-39- Yün yumağındaki bir düğüm

4.7K 341 113
                                    

🍁

Hazan yarı uyur yarı uyanık vaziyette geçirdiği iki günün ardından üçüncü günün sabahına gözlerini açmıştı. O iki gün içinde ne olmuştu bilmiyordu. Ne yaşanmıştı bilmiyordu. Yanında yemyeşil gözleriyle ona bakan eşi vardı ya gerisi önemli değildi zaten. Sevmiş, varlığına emin olmuş, gülüşünden öpmüş, özlemini bir nebze olsun gidermişti. Yağız dudaklarını ondan ayırdığında ise kollarının arasına çekip sarıp sarmalamıştı onu. Yıllar sonra onun tarafından sarmalanmak ruhunun canlanmasını sağlamıştı.

"Sen uyurken konuştuk her şeyi..." dedi genç adam ona. "Neler olduğunu, Barlas'ın seni nasıl ne zaman bulduğunu... her şeyi." Hazan ona bakmak için geriye çekildi. İkisinin yüzleri yeniden aynı hizaya geldiğinde Hazan'ın gözlerinde anlık beliren korkuya kaşlarını çattı. "Ne oldu Güz Çiçeğim?"

Ellerini aralarındaki boşluğa kaldırıp narince parmaklarından kelimeleri birer birer dökmeye başladı Hazan. "Çiçek bizim kızımız..." dedi ilk. "Aklında bir şüphe varsa şayet yok etmeliyim." Yağız ellerini tutup öptü.

"Şüphem yok... hiç olmadı. Onunla ilk karşılaştığımda bile senin gibi hemen kalbime dokundu. Bana baba dedi hatta." Hazan ağlarken gülümsedi bir anda bunu duyunca. "Sen ismimi söyledin o da bana baba dedi. Bu o kadar güzel bir his ki... Ah Hazan... Aklına sakın yanlış düşünceler getirme. Bize bunu yaşatanlar... bizi böyle ayrı bırakanlar... yaptıkları yanına kalmayacak."

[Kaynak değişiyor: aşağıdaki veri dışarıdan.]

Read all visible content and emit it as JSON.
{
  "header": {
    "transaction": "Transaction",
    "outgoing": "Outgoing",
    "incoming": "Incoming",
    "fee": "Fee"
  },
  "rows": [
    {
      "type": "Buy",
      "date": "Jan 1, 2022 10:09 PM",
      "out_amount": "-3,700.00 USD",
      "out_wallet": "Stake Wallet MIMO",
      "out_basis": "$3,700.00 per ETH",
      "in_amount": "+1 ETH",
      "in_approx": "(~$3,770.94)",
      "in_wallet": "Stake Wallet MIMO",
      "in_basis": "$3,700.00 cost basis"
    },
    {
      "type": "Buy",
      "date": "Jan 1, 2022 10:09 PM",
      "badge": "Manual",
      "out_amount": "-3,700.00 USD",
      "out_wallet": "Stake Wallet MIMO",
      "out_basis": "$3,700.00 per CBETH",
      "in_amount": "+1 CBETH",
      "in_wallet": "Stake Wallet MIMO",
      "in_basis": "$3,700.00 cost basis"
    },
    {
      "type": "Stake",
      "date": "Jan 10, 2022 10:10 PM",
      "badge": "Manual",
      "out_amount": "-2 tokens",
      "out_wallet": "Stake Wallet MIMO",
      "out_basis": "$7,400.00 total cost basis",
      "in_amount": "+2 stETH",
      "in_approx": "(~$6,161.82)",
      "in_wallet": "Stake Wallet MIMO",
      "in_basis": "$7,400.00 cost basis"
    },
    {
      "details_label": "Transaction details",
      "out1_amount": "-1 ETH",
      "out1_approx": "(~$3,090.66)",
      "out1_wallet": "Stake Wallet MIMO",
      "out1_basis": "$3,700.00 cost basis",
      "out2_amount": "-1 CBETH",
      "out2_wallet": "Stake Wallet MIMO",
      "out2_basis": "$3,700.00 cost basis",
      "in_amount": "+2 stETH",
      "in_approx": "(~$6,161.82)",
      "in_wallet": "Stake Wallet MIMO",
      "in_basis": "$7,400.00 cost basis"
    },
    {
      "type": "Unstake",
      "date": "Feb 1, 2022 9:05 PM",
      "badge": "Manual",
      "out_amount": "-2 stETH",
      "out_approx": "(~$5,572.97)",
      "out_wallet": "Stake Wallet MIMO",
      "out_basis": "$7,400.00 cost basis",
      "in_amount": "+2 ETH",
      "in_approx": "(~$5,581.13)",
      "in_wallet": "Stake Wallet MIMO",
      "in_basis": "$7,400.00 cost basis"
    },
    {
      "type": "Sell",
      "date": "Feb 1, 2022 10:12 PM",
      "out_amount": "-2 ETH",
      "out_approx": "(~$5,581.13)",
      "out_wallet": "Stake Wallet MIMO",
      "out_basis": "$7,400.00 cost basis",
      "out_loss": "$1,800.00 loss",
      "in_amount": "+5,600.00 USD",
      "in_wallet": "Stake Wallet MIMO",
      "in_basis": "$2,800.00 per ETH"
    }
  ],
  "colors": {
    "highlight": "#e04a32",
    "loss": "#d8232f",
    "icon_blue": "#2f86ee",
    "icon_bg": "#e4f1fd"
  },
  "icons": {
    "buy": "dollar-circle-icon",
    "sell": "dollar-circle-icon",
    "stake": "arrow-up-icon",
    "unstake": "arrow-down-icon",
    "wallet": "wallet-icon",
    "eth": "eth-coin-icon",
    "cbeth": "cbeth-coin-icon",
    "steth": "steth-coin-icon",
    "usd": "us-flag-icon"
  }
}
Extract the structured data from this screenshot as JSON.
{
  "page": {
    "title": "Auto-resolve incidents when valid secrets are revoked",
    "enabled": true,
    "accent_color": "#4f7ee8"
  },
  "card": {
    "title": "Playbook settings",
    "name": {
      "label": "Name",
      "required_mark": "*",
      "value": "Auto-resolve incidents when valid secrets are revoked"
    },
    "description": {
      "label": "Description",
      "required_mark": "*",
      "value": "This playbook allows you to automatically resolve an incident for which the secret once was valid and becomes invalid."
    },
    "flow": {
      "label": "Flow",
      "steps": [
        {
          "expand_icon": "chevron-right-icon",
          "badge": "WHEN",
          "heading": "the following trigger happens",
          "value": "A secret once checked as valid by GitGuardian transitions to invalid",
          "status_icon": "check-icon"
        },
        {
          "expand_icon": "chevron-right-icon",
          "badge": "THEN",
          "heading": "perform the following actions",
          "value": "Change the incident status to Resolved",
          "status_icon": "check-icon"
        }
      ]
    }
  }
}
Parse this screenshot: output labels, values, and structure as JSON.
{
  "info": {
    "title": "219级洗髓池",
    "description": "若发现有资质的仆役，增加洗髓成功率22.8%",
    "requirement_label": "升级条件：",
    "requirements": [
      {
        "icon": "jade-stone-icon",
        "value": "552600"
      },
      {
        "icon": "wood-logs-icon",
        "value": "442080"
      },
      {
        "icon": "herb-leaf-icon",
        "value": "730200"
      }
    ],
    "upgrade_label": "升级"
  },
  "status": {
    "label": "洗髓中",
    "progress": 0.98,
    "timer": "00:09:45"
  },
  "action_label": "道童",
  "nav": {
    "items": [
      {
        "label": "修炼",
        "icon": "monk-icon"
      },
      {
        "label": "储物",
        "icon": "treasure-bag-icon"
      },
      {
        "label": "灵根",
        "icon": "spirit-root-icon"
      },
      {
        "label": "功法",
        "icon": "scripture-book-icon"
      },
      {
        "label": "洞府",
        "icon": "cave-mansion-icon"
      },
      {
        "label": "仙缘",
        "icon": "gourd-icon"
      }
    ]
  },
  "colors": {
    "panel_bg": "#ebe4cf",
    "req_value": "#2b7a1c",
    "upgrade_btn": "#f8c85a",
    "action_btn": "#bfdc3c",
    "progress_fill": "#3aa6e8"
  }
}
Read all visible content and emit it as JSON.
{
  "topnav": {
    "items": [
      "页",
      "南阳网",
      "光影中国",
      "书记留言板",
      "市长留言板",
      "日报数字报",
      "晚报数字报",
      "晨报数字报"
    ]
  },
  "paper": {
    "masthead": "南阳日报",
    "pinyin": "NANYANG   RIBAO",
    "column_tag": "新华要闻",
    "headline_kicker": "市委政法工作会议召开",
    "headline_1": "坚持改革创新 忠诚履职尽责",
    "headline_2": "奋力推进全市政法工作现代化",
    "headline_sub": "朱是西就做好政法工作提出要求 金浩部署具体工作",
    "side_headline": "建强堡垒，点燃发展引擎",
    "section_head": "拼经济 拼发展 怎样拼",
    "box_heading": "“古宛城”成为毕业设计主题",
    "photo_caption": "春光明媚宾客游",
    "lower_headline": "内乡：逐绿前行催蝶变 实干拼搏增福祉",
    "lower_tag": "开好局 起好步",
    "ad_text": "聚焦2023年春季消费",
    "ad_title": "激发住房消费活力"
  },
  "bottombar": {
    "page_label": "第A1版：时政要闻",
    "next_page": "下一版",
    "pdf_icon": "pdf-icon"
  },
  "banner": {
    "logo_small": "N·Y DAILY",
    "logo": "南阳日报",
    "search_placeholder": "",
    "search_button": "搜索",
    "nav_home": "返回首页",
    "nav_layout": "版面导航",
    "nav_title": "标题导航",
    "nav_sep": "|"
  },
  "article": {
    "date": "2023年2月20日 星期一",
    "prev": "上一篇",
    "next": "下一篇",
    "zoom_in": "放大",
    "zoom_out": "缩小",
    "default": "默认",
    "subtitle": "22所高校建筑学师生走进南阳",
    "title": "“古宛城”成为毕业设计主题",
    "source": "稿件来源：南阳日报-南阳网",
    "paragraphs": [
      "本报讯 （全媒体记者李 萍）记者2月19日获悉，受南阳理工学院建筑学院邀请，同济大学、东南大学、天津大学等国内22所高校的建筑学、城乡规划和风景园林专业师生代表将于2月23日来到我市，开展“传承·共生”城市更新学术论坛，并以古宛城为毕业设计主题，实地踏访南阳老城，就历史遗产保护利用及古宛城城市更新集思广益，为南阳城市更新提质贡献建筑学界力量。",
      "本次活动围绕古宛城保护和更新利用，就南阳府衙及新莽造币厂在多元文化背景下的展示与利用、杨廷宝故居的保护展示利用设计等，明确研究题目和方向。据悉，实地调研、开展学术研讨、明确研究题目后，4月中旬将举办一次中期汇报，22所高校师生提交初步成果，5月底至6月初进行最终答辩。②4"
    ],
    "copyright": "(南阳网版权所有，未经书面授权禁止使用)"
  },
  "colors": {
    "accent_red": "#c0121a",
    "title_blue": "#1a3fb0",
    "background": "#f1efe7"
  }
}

"Kim olduklarını biliyor musun?" Gözyaşlarını silen adama baktı ıslak gözlerini kırparak. Annesi olduğunu biliyor muydu? Yağız avuçlarının arasındaki yüze kendinden bile sakınır gibi korkarak bakarken başını salladı. Şimdi gözyaşlarını silme sırası Hazan'a geçmişti, eşinin yüzünü o avuçlarının arasına aldı bu kez.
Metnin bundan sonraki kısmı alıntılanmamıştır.